News / Vancouver

Mayor commits to social housing at tent city site in Downtown Eastside meeting

Unprecedented encounter addressed some concerns of a weeks-old protest camp at 58 West Hastings, but the camp will continue.

Karen Ward, left, speaks about the meeting between tent city organizers, local groups, and Vancouver Mayor Gregor Robertson at the Carnegie Community Centre on Tuesday.

David P. Ball / Metro Order this photo

Karen Ward, left, speaks about the meeting between tent city organizers, local groups, and Vancouver Mayor Gregor Robertson at the Carnegie Community Centre on Tuesday.

It was an unusual setting for an announcement by the mayor of one of Canada's largest cities.

But if Vancouver Mayor Robertson was at all nervous — engulfed by a crowd of Downtown Eastside residents, some shouting at him about housing shortages, at the corner of Main and Hastings streets — he didn't show it.

"We’ve lost so much of the housing here in Vancouver that was at shelter rates partly because of the affordability issue, partly because welfare rates have been frozen for so many years," he said as a group of local activists and residents held aloft a handwritten sign listing their housing demands.

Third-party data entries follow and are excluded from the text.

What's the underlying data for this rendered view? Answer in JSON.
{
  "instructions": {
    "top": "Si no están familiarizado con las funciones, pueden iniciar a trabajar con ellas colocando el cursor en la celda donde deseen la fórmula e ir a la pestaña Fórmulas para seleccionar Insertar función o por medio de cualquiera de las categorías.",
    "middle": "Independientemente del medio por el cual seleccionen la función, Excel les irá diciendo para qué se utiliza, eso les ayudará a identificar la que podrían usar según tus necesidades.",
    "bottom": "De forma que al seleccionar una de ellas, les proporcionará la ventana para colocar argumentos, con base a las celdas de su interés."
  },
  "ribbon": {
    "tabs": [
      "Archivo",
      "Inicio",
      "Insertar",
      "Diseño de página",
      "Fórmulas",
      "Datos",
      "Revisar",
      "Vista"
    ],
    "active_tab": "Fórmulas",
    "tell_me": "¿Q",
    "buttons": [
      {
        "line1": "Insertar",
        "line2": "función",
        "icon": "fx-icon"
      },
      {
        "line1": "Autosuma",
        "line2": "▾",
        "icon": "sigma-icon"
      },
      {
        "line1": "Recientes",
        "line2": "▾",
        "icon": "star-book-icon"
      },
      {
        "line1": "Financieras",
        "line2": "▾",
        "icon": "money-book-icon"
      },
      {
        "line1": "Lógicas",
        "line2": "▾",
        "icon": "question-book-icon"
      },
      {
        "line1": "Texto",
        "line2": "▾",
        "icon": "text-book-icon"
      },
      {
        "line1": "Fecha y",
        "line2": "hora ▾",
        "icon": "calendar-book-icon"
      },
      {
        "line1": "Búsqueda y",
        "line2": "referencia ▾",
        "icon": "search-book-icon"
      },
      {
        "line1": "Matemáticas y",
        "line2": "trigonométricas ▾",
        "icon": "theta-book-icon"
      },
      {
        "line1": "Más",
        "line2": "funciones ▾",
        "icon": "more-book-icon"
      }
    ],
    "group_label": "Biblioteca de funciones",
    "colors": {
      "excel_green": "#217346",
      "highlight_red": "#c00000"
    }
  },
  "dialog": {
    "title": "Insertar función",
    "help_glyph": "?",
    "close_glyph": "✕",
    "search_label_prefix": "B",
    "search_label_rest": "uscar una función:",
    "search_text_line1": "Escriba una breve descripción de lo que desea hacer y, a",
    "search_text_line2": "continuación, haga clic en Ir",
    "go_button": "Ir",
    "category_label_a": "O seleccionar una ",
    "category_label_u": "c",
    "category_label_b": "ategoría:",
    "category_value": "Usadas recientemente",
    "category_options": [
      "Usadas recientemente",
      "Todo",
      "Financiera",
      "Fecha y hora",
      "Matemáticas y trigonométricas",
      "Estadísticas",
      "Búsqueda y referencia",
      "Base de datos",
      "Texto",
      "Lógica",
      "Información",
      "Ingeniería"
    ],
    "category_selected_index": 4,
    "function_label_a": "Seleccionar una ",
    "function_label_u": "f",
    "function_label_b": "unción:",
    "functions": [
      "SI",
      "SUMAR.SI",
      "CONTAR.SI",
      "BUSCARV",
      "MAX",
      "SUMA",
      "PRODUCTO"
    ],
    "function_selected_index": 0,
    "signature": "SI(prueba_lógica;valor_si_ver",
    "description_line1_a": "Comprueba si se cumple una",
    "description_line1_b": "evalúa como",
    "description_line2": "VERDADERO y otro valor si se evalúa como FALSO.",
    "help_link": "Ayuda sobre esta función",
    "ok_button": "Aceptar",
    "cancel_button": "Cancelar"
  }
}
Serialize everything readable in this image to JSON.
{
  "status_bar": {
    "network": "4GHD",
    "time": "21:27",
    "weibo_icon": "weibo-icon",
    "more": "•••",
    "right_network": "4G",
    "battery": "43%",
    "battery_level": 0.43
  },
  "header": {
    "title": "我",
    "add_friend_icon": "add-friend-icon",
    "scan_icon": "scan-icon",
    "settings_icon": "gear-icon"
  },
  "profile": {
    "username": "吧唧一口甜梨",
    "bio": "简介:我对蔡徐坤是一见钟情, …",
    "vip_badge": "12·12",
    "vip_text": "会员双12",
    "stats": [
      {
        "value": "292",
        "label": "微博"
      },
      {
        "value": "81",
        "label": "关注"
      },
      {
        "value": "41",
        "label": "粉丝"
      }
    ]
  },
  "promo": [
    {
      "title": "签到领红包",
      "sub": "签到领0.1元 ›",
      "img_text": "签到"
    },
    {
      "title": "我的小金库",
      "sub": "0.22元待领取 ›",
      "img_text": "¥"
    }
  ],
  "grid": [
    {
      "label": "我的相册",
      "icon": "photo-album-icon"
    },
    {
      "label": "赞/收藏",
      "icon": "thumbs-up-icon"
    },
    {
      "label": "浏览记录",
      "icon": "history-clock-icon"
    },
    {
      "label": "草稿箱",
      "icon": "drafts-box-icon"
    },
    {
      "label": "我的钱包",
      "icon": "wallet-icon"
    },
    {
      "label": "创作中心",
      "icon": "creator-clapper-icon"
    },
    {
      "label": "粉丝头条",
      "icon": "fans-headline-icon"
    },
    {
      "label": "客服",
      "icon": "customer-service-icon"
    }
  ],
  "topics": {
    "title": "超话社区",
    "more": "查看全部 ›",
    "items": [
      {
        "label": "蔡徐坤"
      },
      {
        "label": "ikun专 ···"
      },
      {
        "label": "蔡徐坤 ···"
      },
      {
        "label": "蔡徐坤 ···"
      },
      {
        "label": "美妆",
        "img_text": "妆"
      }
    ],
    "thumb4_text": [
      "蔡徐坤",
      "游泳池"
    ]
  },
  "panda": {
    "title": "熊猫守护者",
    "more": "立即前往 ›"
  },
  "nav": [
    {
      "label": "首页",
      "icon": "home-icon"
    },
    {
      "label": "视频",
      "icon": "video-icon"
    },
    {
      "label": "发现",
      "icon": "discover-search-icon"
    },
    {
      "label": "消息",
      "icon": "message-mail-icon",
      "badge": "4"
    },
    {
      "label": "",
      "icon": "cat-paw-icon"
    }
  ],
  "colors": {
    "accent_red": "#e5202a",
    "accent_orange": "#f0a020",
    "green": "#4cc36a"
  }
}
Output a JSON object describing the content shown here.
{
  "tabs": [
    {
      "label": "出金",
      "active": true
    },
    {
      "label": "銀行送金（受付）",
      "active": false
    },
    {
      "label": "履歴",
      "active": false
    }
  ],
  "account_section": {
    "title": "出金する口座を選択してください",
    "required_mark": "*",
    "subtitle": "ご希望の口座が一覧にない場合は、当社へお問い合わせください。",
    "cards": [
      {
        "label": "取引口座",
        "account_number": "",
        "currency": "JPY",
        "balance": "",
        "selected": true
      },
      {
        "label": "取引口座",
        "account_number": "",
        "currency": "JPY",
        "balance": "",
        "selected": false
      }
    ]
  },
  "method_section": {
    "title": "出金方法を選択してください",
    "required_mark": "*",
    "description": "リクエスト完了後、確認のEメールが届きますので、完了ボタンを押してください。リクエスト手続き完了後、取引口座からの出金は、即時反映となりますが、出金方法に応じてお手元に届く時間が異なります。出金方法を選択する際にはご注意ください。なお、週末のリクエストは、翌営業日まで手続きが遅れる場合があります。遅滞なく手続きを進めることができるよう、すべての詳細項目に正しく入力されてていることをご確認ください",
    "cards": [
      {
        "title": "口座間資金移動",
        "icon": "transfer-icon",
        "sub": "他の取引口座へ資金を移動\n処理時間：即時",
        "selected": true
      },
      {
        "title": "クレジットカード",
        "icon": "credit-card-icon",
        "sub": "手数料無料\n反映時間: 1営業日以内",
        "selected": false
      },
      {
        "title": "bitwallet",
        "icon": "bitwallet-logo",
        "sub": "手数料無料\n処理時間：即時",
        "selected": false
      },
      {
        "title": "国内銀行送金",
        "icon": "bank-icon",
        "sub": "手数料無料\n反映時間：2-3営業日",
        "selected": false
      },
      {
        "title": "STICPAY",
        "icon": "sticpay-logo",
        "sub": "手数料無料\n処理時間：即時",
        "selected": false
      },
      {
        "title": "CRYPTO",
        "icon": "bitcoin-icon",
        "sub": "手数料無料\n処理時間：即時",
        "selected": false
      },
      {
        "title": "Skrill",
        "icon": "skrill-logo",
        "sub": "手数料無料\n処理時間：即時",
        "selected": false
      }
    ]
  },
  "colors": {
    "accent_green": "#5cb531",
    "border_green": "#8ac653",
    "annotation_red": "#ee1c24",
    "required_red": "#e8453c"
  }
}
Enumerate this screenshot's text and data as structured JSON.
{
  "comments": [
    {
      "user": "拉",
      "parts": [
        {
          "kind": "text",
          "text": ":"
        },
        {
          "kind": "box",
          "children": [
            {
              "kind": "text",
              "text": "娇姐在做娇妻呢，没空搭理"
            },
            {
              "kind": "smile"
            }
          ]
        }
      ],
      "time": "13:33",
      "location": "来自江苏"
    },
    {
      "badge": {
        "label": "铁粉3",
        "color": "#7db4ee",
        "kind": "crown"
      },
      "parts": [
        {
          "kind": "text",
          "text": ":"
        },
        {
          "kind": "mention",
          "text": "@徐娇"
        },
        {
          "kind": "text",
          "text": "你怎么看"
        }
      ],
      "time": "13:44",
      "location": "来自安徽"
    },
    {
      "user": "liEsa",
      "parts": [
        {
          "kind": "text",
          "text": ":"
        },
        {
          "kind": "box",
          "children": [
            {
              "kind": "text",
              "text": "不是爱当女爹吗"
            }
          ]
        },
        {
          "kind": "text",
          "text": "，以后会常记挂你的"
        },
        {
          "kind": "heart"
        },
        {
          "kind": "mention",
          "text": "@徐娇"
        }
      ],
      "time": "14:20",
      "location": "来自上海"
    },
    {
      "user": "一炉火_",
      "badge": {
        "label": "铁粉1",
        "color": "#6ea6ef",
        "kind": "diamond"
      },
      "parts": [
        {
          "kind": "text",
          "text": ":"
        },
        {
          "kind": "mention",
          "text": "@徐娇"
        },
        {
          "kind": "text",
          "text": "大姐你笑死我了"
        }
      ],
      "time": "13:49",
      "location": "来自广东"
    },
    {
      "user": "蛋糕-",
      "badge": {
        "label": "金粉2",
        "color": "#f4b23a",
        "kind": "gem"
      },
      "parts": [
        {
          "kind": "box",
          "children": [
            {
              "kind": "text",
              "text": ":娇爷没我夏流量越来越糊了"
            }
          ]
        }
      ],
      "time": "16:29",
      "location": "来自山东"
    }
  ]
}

The messy handwriting on flipchart paper brandished by the housing advocates listed a set of agreements reached with the mayor and city staff during an unprecedented 1.5-hour meeting. It was a scene much in contrast to the Mayor's usual slickly choreographed events.

He met with residents from several groups, including the Vancouver Area Network of Drug Users and organizers behind a weeks-old protest encampment calling for an increase in social housing amidst higher-than-ever homelessness.

That tent city, the latest incarnation of a previously used Vancouver protest tactic, occupies 58 West Hastings St., site of another encampment during the 2010 Olympics.

“We have homeless camps right across the province now,” Robertson said. “We need to be sure the B.C. government is focused on solving homelessness, building the social housing we need here on the streets of Vancouver.”

According to the agreement signed by Robertson the tent city site will become “100 per cent social housing,” with priority to people on welfare and pensions, and vowed to continue advocating for the province to raise welfare shelter allowances lifted above $375 a month for a single person.

“We demanded change and this is the commitment we achieved today,” said Karen Ward, a spokesperson for the tent city. “We talked for about an hour about the crisis of homelessness, the decaying (Single Resident Occupancy) stock, and the ridiculously low welfare shelter rates in our community.”